Margarita's International Recipes



Semolina and Ricotta Cake


Migliaccio is a cheesecake made in Naples and surrounding areas typically for Carnival. At this time of year, Italians indulge in rich and delicious food before lent with it culinary deprivations start.

I had some difficulty making this cake - the problem was getting the semolina to become fully smooth. I added it gradually, I whisked it and then mixed it with a hand mixer to no avail. I probably should have used an electric stick mixer instead. This meant that the whole cake was lumpy, it didn't bother me too much, but I'd have felt bad if I'd served it to guests.

Flavor wise, it had an adult taste in that it wasn't very sweet (I also skimped on the powdered sugar), but it wasn't as rich and delicious as your regular New York cheesecake. It had a strong lemon flavor, which I liked. My husband and daughter - neither of whom are very fond of cheesecake in the first place - didn't agree. In all, I wouldn't bother making it again.




  • 2 cups milk
  • 2 cups water
  • 3 1/2 Tbsp unsalted butter
  • peel of 1 lemon
  • pinch of salt
  • 1 2/3 cups semolina flour
  • 4 eggs
  • 1 1/2 cups sugar
  • 12 oz thick ricotta
  • 1 Tbsp limoncello (optional)
  • 2 tsp vanilla extract
  • powdered sugar


Preheat oven to 350°F. Grease a 9" springform pan.
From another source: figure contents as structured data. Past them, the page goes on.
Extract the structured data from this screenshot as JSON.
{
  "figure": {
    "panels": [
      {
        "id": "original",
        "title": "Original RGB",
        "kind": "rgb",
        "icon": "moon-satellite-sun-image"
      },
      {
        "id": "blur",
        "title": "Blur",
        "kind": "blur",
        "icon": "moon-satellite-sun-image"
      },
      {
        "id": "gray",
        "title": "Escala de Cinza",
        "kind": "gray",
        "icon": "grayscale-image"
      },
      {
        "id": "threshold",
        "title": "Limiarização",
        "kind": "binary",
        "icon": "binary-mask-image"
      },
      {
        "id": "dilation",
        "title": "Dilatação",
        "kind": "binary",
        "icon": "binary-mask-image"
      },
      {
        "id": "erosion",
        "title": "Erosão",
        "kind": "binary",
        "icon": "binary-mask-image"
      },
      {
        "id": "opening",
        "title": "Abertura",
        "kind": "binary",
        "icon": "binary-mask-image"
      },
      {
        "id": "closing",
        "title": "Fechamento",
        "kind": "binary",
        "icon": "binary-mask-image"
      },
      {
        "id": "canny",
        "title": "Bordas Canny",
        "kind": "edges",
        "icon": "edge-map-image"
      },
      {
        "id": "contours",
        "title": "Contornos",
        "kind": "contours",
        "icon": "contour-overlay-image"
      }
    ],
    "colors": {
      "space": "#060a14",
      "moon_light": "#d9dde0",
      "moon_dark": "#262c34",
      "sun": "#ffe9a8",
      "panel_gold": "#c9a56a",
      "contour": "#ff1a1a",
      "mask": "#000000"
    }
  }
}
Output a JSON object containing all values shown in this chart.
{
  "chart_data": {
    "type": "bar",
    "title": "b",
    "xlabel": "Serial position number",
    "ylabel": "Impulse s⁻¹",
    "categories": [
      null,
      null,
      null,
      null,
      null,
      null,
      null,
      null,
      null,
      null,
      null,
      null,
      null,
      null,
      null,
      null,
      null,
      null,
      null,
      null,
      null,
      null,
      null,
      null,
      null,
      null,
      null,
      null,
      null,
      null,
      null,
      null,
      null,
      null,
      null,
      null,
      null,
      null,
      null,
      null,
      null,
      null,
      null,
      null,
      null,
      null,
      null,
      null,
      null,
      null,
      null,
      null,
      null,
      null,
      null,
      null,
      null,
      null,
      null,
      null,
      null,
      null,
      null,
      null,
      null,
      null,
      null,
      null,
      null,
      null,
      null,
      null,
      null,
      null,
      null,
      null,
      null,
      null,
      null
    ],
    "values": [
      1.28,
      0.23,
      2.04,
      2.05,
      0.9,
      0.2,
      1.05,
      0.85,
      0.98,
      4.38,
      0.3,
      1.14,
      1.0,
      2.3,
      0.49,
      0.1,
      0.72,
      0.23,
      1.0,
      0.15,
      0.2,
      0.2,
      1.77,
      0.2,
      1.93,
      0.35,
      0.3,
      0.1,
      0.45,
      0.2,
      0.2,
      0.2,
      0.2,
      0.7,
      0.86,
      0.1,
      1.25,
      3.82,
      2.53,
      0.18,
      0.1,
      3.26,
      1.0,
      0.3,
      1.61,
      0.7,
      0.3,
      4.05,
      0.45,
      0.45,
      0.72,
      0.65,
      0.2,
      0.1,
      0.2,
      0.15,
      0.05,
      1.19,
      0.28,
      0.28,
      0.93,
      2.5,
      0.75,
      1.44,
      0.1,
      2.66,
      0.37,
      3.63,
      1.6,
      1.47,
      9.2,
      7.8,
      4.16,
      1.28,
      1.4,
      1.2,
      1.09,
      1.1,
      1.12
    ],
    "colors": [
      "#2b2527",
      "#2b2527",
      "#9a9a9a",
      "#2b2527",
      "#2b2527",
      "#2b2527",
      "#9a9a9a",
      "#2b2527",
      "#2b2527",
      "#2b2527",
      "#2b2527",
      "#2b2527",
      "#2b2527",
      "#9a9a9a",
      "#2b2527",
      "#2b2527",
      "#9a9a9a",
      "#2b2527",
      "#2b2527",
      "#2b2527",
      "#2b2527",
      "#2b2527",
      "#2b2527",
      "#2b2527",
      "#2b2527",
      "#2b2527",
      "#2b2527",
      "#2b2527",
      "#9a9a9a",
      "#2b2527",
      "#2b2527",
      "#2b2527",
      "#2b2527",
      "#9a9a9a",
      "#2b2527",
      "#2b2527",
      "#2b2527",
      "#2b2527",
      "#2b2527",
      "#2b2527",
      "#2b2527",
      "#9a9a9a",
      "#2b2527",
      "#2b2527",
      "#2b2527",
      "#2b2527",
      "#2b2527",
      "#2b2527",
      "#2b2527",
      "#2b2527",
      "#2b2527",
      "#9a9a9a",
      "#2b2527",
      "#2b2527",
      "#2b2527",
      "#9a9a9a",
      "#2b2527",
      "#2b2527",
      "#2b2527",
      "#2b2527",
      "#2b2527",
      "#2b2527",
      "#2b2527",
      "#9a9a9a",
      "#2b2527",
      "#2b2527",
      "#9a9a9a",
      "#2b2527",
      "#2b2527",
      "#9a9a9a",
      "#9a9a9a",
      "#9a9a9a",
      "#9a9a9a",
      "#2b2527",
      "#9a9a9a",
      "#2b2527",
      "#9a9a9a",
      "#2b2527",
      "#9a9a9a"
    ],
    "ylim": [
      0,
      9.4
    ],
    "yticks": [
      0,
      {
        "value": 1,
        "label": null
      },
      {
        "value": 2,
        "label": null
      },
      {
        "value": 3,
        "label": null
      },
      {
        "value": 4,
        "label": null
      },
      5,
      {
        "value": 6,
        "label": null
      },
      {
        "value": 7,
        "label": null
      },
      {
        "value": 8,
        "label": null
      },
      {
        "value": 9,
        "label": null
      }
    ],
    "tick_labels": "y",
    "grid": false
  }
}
Heat milk, water, butter, lemon peel and salt together in a saucepan over medium heat. Once it's boiling, remove and discard the lemon peel. Gradually whisk in the semolina. Cook until the semolina hardens, whisking or stirring continuously. Remove from the heat and set aside.

In a large bowl, beat or whisk the eggs. Whisk in the sugar. Add the ricotta, the limoncello and the vanilla extract and whisk well. Gradually mix in the semolina flour.

Transfer the batter to the pan and bake in the oven for about an hour, until the top is golden brown. Dust with powdered sugar.